Beyond Money Symbols: Redefining Wealth for My Retirement Years

When I was younger, I made a quiet promise to myself: accumulate enough wealth to leave my sons a substantial inheritance. It felt like the ultimate expression of love—a financial testament that would outlast me. But what if the symbols for money we carry in our minds aren’t actually symbols for love at all? That question became central to rethinking everything I thought I knew about retirement planning.

For decades, my husband and I scrimped and saved. Like roughly 42% of Americans, we had virtually no emergency fund in our early years. A flat tire or a flooded basement felt like a financial catastrophe. We put ourselves through college on our own dime, living paycheck to paycheck as teenagers trying to build a future. The habit of accumulation became ingrained—not just out of necessity, but out of a deep belief that hoarding money was the greatest gift we could eventually give.

What Money Really Means—Breaking Free from Old Assumptions

The turning point came unexpectedly through a book: Die with Zero by Bill Perkins. The title alone provoked me enough to open it. The premise—that we might spend our retirement savings down to nearly nothing before we pass—felt almost shocking. But as I read further, something shifted in how I understood the symbols for money I’d been using to measure my worth as a parent.

Perkins argues that money isn’t a scorecard or a final exam grade. It’s a tool. Specifically, it’s a tool for creating experiences and memories that compound in value over time. He calls this concept “memory dividends”—the idea that meaningful experiences keep paying us back in memories and meaning that last a lifetime. A trip with grandchildren. A dinner that brings the family together. A sabbatical that recharges the soul. These aren’t expenses; they’re investments in a different kind of wealth.

I didn’t suddenly adopt every suggestion in the book. But I found myself wrestling with what I actually wanted my money to represent. Was it truly a symbol of parental love? Or had I conflated financial security with emotional devotion?

My Family’s Surprising Take on Inheritance

Here’s what happened when I mentioned this book to our sons: they both said they’d be relieved if we left them little to nothing. One pointed out—with the kind of bluntness only adult children can manage—that they’re both educated and financially stable. They don’t need their parents to sacrifice their own retirement security to fund an inheritance. That would be the opposite of loving, they suggested.
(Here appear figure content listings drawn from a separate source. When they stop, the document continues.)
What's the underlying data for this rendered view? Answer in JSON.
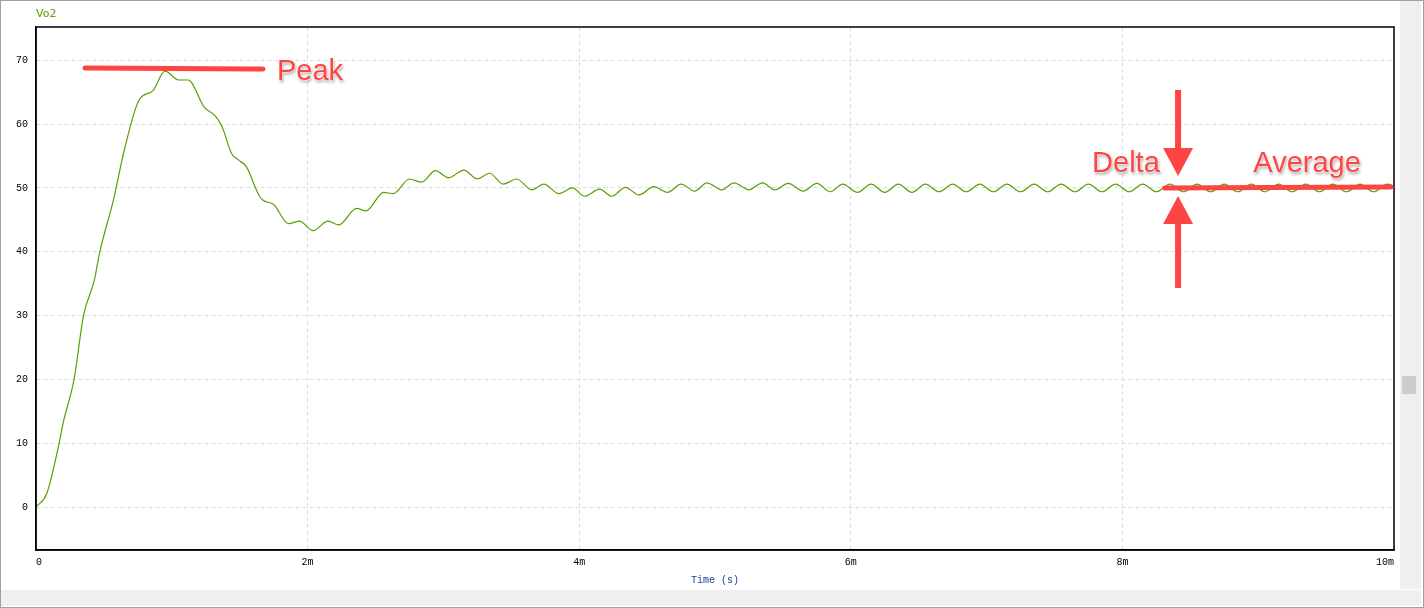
{
  "chart_data": {
    "type": "line",
    "legend": "top left",
    "marker": "none",
    "line_style": "solid",
    "grid": true,
    "xlabel": "Time (s)",
    "xlim": [
      0,
      10
    ],
    "xticks": [
      0,
      {
        "value": 2,
        "label": "2m"
      },
      {
        "value": 4,
        "label": "4m"
      },
      {
        "value": 6,
        "label": "6m"
      },
      {
        "value": 8,
        "label": "8m"
      },
      {
        "value": 10,
        "label": "10m"
      }
    ],
    "ylim": [
      -6.7,
      75.2
    ],
    "yticks": [
      0,
      10,
      20,
      30,
      40,
      50,
      60,
      70
    ],
    "annotations": [
      "Peak",
      {
        "text": "Delta",
        "x": 8.41,
        "y": 50
      },
      {
        "text": "Average",
        "x": 9.2,
        "y": 50
      }
    ],
    "series": [
      {
        "name": "Vo2",
        "color": "#5aa000",
        "x": [
          0,
          0.08,
          0.17,
          0.2,
          0.28,
          0.35,
          0.43,
          0.47,
          0.57,
          0.65,
          0.76,
          0.86,
          0.95,
          1.05,
          1.12,
          1.24,
          1.32,
          1.37,
          1.44,
          1.49,
          1.55,
          1.64,
          1.67,
          1.75,
          1.86,
          1.94,
          2.04,
          2.15,
          2.23,
          2.36,
          2.43,
          2.56,
          2.63,
          2.75,
          2.84,
          2.94,
          3.04,
          3.15,
          3.25,
          3.34,
          3.44,
          3.54,
          3.65,
          3.74,
          3.85,
          3.95,
          4.04,
          4.15,
          4.24,
          4.34,
          4.44,
          4.55,
          4.65,
          4.75,
          4.85,
          4.94,
          5.05,
          5.14,
          5.25,
          5.35,
          5.44,
          5.54,
          5.65,
          5.75,
          5.85,
          5.94,
          6.05,
          6.15,
          6.25,
          6.35,
          6.45,
          6.55,
          6.65,
          6.75,
          6.85,
          6.95,
          7.05,
          7.15,
          7.25,
          7.35,
          7.45,
          7.55,
          7.65,
          7.75,
          7.85,
          7.95,
          8.05,
          8.15,
          8.25,
          8.35,
          8.45,
          8.55,
          8.65,
          8.75,
          8.85,
          8.95,
          9.05,
          9.15,
          9.25,
          9.35,
          9.45,
          9.55,
          9.65,
          9.75,
          9.85,
          9.95,
          10
        ],
        "values": [
          0,
          2.2,
          10,
          13.2,
          20,
          30,
          35.6,
          40,
          48.1,
          55.9,
          63.8,
          65.2,
          68.3,
          66.9,
          66.9,
          62.6,
          61.3,
          59.6,
          55.4,
          54.4,
          53.3,
          48.9,
          48.1,
          47.4,
          44.4,
          44.8,
          43.3,
          44.8,
          44.2,
          46.8,
          46.4,
          49.3,
          49.1,
          51.4,
          50.9,
          52.7,
          51.6,
          52.8,
          51.4,
          52.3,
          50.6,
          51.4,
          49.7,
          50.6,
          49.1,
          50.0,
          48.7,
          49.8,
          48.7,
          50.1,
          48.9,
          50.2,
          49.3,
          50.6,
          49.5,
          50.8,
          49.7,
          50.8,
          49.7,
          50.8,
          49.7,
          50.7,
          49.5,
          50.7,
          49.4,
          50.6,
          49.3,
          50.6,
          49.3,
          50.6,
          49.3,
          50.6,
          49.4,
          50.6,
          49.4,
          50.6,
          49.4,
          50.6,
          49.4,
          50.6,
          49.4,
          50.6,
          49.4,
          50.6,
          49.4,
          50.6,
          49.4,
          50.6,
          49.4,
          50.6,
          49.4,
          50.6,
          49.4,
          50.6,
          49.4,
          50.6,
          49.4,
          50.6,
          49.4,
          50.6,
          49.4,
          50.6,
          49.4,
          50.6,
          49.4,
          50.6,
          50.3
        ]
      }
    ]
  }
}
Our daughters-in-law reinforced the message independently. They reminded us how much it matters to them that we enjoy our lives as we age. They’re managing their own retirement. They don’t expect to be our financial beneficiaries. More importantly, they don’t equate our spending with our love. In fact, they see our willingness to enjoy life as a healthier model for what their own retirement might look like.
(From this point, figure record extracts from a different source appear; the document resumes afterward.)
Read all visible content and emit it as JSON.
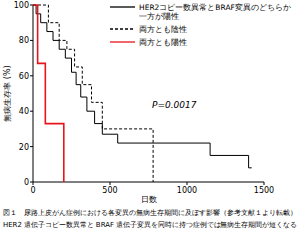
{
  "chart_data": {
    "type": "step",
    "y_label": "無病生存率 (%)",
    "x_label": "日数",
    "annotations": [
      "P=0.0017"
    ],
    "captions": [
      "図１　尿路上皮がん症例における各変異の無病生存期間に及ぼす影響（参考文献１より転載）",
      "HER2 遺伝子コピー数異常と BRAF 遺伝子変異を同時に持つ症例では無病生存期間が短くなる"
    ],
    "xlim": [
      0,
      1500
    ],
    "xticks": [
      0,
      500,
      1000,
      1500
    ],
    "ylim": [
      0,
      100
    ],
    "yticks": [
      0,
      20,
      40,
      60,
      80,
      100
    ],
    "legend": "top-right",
    "series": [
      {
        "name": "HER2コピー数異常とBRAF変異のどちらか一方が陽性",
        "color": "#000000",
        "line_style": "solid",
        "x": [
          0,
          20,
          50,
          90,
          130,
          170,
          210,
          250,
          280,
          310,
          350,
          400,
          450,
          550,
          1150,
          1400,
          1420
        ],
        "values": [
          100,
          95,
          90,
          85,
          80,
          75,
          70,
          62,
          55,
          48,
          40,
          33,
          27,
          22,
          15,
          8,
          8
        ]
      },
      {
        "name": "両方とも陰性",
        "color": "#000000",
        "line_style": "dashed",
        "x": [
          0,
          100,
          170,
          220,
          270,
          320,
          380,
          450,
          780
        ],
        "values": [
          100,
          90,
          80,
          75,
          65,
          55,
          45,
          30,
          0
        ]
      },
      {
        "name": "両方とも陽性",
        "color": "#e8141c",
        "line_style": "solid",
        "x": [
          0,
          30,
          80,
          200
        ],
        "values": [
          100,
          67,
          33,
          0
        ]
      }
    ]
  }
}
The dream of leaving them a substantial bundle was mine alone. My children never asked for it. They never expected it. The symbols for money I’d been building meant something entirely different in their world than in mine.

Rewriting the Definition of Leaving Something Behind

For years, I calculated how much we could safely spend while preserving most of our retirement savings. I treated those untouched funds like a final love letter, imagining our sons thinking of our devotion every time they inherited money they didn’t need and didn’t ask for.
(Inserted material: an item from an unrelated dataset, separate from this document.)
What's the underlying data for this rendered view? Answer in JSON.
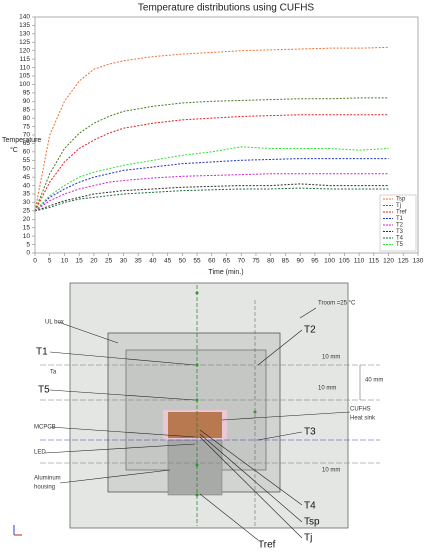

But I finally allowed myself to ask a harder question: If we’d never built a retirement account due to circumstances beyond our control, would our children love us less? If we lost everything tomorrow, would they interpret that loss as proof we didn’t care about them? The answer, obviously, is no.

What children need—at any age—is to know they’re completely, unconditionally loved and accepted. No amount of money can convey that message better than our presence, our choices, and our actions while we’re still here. If anything, using money to buy comfort and joy in our later years sends a clearer message: you’re worth it. Life is worth it. Love is worth living fully.

A Different Kind of Legacy

We’re adjusting our withdrawal strategy now. We’ll take more from our retirement accounts than we initially planned. We won’t be extravagant, but we’ll be more comfortable than I’d allowed myself to imagine. It feels strange—even slightly transgressive—but intellectually and emotionally, it’s the right choice.

The inheritance that truly matters isn’t the money sitting in an account after we’re gone. It’s the memories we create by traveling while we still can. It’s the financial freedom to say yes to dinners, to grandchildren’s events, to experiences that make life feel full. It’s modeling for our children and grandchildren that wealth means something beyond accumulation.

The symbols for money we choose to honor reveal what we really believe about life itself. For me, that revelation has been worth far more than any financial bequest could ever be.

This page may contain third-party content, which is provided for information purposes only (not representations/warranties) and should not be considered as an endorsement of its views by Gate, nor as financial or professional advice. See Disclaimer for details.